A viúva aparece aqui como símbolo daqueles que precisam ser defendida contra a exploração alheia, alguém relativamente sem defesa, verdadeiramente dependente da bondade de terceiros para a sua sobrevivência. Em uma época em que as mulheres eram muito menos independentes e muito mais destreinadas para toda e qualquer ocupação industrial ou comercial.

“A viúva desejava não somente que ele pusesse fim à sua causa interminável, mas também que ele a libertasse para sempre das mãos de um poderoso adversário, o qual perseguia obstinadamente a uma mulher incapaz de defender-se.” (Lange, in Loc.).

3- Desta parábola da viúva aprendemos que há três elementos (segredos) indispensáveis à oração:

1- Confiança. Exemplos:

·         O salmista Davi. (Sl 6.9).
·         O profeta Elias. (Tg 5.17,18).

A Sagrada Escritura diz:
- “Chegamos, pois, com confiança ao trono da graça, para que possamos alcançar misericórdia e achar graça, a fim de sermos ajudados em tempo oportuno.” (Hb 4.16).

2- Humildade.

Humilhar perante o Senhor é manifestar o sentimento da nossa fraqueza ou de nosso pouco ou nenhum mérito.

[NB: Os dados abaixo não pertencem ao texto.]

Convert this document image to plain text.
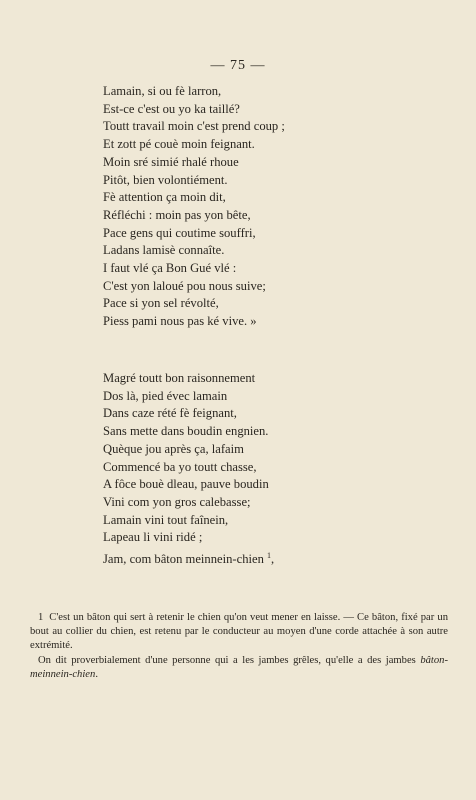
— 75 —
Lamain, si ou fè larron,
Est-ce c'est ou yo ka taillé?
Toutt travail moin c'est prend coup ;
Et zott pé couè moin feignant.
Moin sré simié rhalé rhoue
Pitôt, bien volontiément.
Fè attention ça moin dit,
Réfléchi : moin pas yon bête,
Pace gens qui coutime souffri,
Ladans lamisè connaîte.
I faut vlé ça Bon Gué vlé :
C'est yon laloué pou nous suive;
Pace si yon sel révolté,
Piess pami nous pas ké vive. »
Magré toutt bon raisonnement
Dos là, pied évec lamain
Dans caze rété fè feignant,
Sans mette dans boudin engnien.
Quèque jou après ça, lafaim
Commencé ba yo toutt chasse,
A fôce bouè dleau, pauve boudin
Vini com yon gros calebasse;
Lamain vini tout faînein,
Lapeau li vini ridé ;
Jam, com bâton meinnein-chien $^1$,

1 C'est un bâton qui sert à retenir le chien qu'on veut mener en laisse. — Ce bâton, fixé par un bout au collier du chien, est retenu par le conducteur au moyen d'une corde attachée à son autre extrémité.

On dit proverbialement d'une personne qui a les jambes grêles, qu'elle a des jambes bâton-meinnein-chien.
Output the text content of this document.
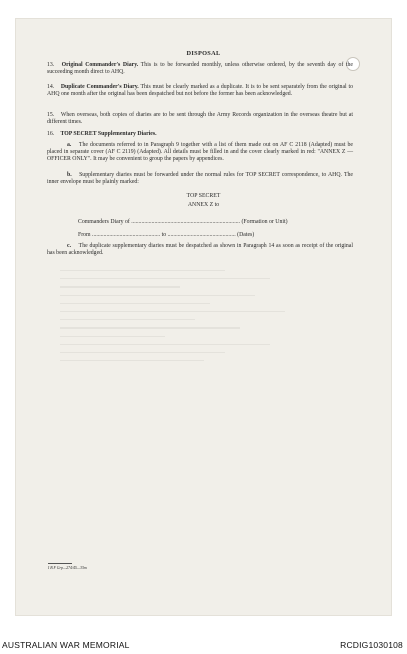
DISPOSAL
13. Original Commander's Diary. This is to be forwarded monthly, unless otherwise ordered, by the seventh day of the succeeding month direct to AHQ.
14. Duplicate Commander's Diary. This must be clearly marked as a duplicate. It is to be sent separately from the original to AHQ one month after the original has been despatched but not before the former has been acknowledged.
15. When overseas, both copies of diaries are to be sent through the Army Records organization in the overseas theatre but at different times.
16. TOP SECRET Supplementary Diaries.
a. The documents referred to in Paragraph 9 together with a list of them made out on AF C 2118 (Adapted) must be placed in separate cover (AF C 2119) (Adapted). All details must be filled in and the cover clearly marked in red: "ANNEX Z — OFFICER ONLY". It may be convenient to group the papers by appendices.
b. Supplementary diaries must be forwarded under the normal rules for TOP SECRET correspondence, to AHQ. The inner envelope must be plainly marked:
TOP SECRET
ANNEX Z to
Commanders Diary of ........................................................................... (Formation or Unit)
From ............................................... to ............................................... (Dates)
c. The duplicate supplementary diaries must be despatched as shown in Paragraph 14 as soon as receipt of the original has been acknowledged.
I B F Grp—274/45—35m
AUSTRALIAN WAR MEMORIAL	RCDIG1030108
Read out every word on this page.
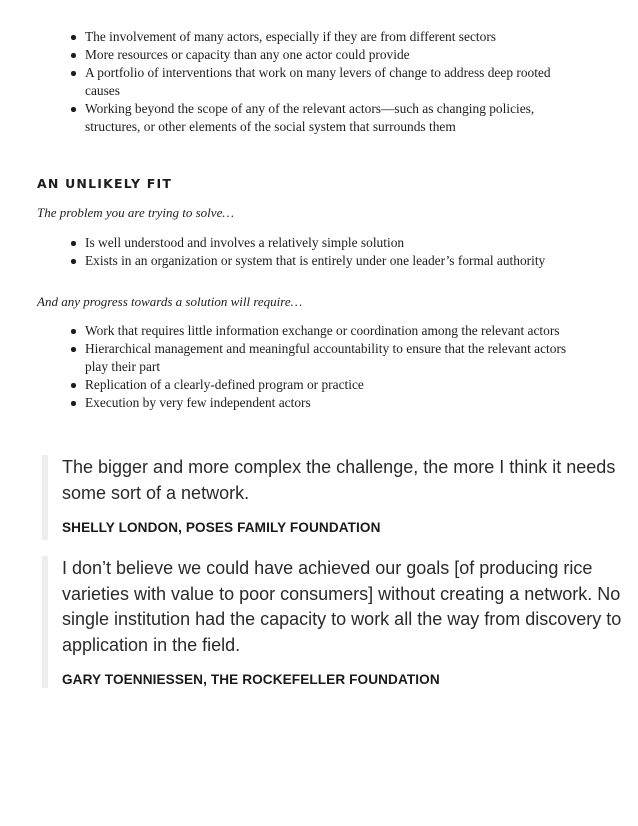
The involvement of many actors, especially if they are from different sectors
More resources or capacity than any one actor could provide
A portfolio of interventions that work on many levers of change to address deep rooted causes
Working beyond the scope of any of the relevant actors—such as changing policies, structures, or other elements of the social system that surrounds them
AN UNLIKELY FIT
The problem you are trying to solve…
Is well understood and involves a relatively simple solution
Exists in an organization or system that is entirely under one leader’s formal authority
And any progress towards a solution will require…
Work that requires little information exchange or coordination among the relevant actors
Hierarchical management and meaningful accountability to ensure that the relevant actors play their part
Replication of a clearly-defined program or practice
Execution by very few independent actors

The bigger and more complex the challenge, the more I think it needs some sort of a network.

SHELLY LONDON, POSES FAMILY FOUNDATION

I don’t believe we could have achieved our goals [of producing rice varieties with value to poor consumers] without creating a network. No single institution had the capacity to work all the way from discovery to application in the field.

GARY TOENNIESSEN, THE ROCKEFELLER FOUNDATION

Este é o passo que conduz:

·         À honra. (Pv 15.33; 18.12).
·         À vitória. (2Cr 7.14; Ec 9.11; 1Co 15.57; 2Co 2.14).
·         À exaltação. (Sl 147.6; Mt 23.12; Tg 4.10; 1Pe 5.6).

3- Perseverança. (v.1). Exemplos;

·         O salmista Davi. (Sl 55.17).
·         O profeta Daniel. (Dn 6.10).
·         Os apóstolos de Jesus. (At 1.14).

As Sagradas Escrituras dizem:

- “Pedi, e dar-se-vos-á, buscai e encontrareis; batei, e abrir-se-vos-á. Porque aquele que pede recebe; e o que busca encontra; e ao que bate se abre.” (Mt 7.7,8).

- “… perseverai na oração.” (Rm 12.12b).

- “Perseverai em oração…” (Cl 4.2ª).

- “Orai sem cessar.” (1Ts 5.17).      

Peroração

Quando Confiamos, Humilhamos e Perseveramos em oração, crescemos em caráter, fé e esperança.